Jennifer is a prolific essayist and storyteller, appearing on Chicago stages to perform true stories about awkward moments from real life, and she does periodic speaking engagements on topics like managing a social media presence for indie artists, how comment moderation and transparent ground rules help foster functional internet communities, and how to give better feedback on creative work. She will almost definitely be on your podcast.
Previously Jennifer worked as a babysitter, a waitress, a proposal writer and project administrator for international aid projects, a database administrator, a public relations account executive, a newsletter and press release writer, a training coordinator, a freelance product tester, a fact checker, exactly one 30 minute shift as a telephone sex operator (it turns out they *really* need you to Not Laugh when you do that job, no exceptions), and just about every kind of temporary “office assistant” role you can imagine before she ran away to film school in 2003, earning an MFA in screenwriting and directing from Columbia College Chicago.

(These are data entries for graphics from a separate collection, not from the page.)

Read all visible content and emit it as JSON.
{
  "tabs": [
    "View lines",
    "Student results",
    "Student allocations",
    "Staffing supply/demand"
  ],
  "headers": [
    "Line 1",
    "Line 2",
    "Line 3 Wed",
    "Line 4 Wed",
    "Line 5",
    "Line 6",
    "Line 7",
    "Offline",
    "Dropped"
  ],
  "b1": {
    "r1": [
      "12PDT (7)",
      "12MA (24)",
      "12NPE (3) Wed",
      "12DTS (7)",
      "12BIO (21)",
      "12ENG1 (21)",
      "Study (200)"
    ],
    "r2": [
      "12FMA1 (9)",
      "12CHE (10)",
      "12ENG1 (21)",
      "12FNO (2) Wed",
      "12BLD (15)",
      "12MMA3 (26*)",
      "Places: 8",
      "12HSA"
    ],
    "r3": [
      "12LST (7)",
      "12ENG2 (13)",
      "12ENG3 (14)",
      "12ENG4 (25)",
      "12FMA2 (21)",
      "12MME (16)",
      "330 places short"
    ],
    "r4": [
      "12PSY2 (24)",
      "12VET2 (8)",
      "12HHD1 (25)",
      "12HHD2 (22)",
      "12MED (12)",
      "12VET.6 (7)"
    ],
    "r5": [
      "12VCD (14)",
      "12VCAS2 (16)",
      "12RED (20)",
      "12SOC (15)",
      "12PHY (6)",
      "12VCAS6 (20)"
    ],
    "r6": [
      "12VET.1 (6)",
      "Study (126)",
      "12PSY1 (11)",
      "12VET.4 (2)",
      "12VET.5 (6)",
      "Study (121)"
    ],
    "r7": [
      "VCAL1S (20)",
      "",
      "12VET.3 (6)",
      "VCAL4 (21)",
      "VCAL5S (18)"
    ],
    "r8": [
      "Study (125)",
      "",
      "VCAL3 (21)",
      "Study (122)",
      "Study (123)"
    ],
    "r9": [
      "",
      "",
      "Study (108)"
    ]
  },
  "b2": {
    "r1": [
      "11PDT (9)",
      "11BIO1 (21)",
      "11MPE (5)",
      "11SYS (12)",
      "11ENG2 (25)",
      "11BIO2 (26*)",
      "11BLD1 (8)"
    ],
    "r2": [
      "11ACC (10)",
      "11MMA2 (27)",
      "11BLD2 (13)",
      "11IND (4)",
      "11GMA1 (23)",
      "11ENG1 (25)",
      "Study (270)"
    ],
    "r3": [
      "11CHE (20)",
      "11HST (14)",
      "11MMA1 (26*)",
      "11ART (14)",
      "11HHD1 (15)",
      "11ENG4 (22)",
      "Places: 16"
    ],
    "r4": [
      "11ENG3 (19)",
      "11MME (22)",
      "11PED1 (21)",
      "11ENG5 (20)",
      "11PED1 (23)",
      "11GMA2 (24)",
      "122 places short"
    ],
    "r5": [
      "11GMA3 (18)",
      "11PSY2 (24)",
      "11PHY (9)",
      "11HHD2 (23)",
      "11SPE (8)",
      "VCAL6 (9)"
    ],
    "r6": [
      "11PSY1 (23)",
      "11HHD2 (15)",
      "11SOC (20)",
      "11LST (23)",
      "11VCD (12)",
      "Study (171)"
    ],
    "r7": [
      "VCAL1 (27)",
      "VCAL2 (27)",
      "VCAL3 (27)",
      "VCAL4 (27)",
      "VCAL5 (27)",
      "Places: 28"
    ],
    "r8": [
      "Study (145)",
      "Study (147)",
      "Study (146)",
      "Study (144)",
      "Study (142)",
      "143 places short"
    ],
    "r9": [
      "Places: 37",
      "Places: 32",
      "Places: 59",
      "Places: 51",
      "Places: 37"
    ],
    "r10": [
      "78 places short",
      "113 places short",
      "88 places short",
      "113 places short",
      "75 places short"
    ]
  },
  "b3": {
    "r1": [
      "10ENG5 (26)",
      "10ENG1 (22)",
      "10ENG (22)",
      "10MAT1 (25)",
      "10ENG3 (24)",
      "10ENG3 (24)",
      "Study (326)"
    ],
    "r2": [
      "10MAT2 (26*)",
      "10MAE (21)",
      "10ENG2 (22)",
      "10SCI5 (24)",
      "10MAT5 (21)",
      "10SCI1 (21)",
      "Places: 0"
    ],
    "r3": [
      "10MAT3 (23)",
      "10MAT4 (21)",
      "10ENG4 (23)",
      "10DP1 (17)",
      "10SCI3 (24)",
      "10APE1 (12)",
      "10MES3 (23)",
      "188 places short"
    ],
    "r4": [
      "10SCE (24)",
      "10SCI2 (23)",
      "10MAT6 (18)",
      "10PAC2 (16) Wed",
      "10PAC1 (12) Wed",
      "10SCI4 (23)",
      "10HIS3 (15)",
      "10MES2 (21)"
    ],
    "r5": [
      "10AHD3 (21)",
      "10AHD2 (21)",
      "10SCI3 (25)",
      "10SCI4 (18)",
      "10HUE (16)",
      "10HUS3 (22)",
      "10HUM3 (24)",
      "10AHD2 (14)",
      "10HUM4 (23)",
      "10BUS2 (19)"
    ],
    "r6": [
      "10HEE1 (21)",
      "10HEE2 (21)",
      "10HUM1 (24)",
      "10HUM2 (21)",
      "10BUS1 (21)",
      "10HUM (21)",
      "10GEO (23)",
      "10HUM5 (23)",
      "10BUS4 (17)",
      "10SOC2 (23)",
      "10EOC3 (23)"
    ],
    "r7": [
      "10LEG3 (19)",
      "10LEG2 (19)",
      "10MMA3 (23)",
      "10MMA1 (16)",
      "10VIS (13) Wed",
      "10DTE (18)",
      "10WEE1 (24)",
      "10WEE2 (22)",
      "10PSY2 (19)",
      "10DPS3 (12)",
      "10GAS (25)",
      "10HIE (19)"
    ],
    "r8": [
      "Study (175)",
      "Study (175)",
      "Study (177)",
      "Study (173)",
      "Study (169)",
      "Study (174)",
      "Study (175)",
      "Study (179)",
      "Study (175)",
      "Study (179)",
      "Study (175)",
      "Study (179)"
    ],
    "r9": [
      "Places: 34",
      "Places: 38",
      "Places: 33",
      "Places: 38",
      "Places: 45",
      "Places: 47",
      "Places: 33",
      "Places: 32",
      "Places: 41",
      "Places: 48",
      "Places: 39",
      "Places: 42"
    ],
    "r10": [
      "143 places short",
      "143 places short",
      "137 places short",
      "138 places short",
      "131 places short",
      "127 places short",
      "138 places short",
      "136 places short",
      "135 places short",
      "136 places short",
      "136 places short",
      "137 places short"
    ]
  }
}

Jennifer has written and directed her own short films and has produced and crewed on many indie projects in and around Chicago. She recently finished a two year stint at Getting To Know, Inc., where she handled social media, researched marketing and distribution channels, and wrote scripts for adapting books about the world’s greatest artists into animated educational videos for children. From 2006 to 2018 she worked as an adjunct professor, teaching undergraduate students and adult learners to write, direct, produce, shoot, and edit short fiction and documentary films at Columbia College Chicago and to make short comedies and web series at The Second City. She likes literary adaptations, coming-of-age stories that aren’t necessarily about teenagers, comedies where you don’t know if it’s okay to laugh but you laugh anyway, and characters who think that it’s possible to outsmart their feelings.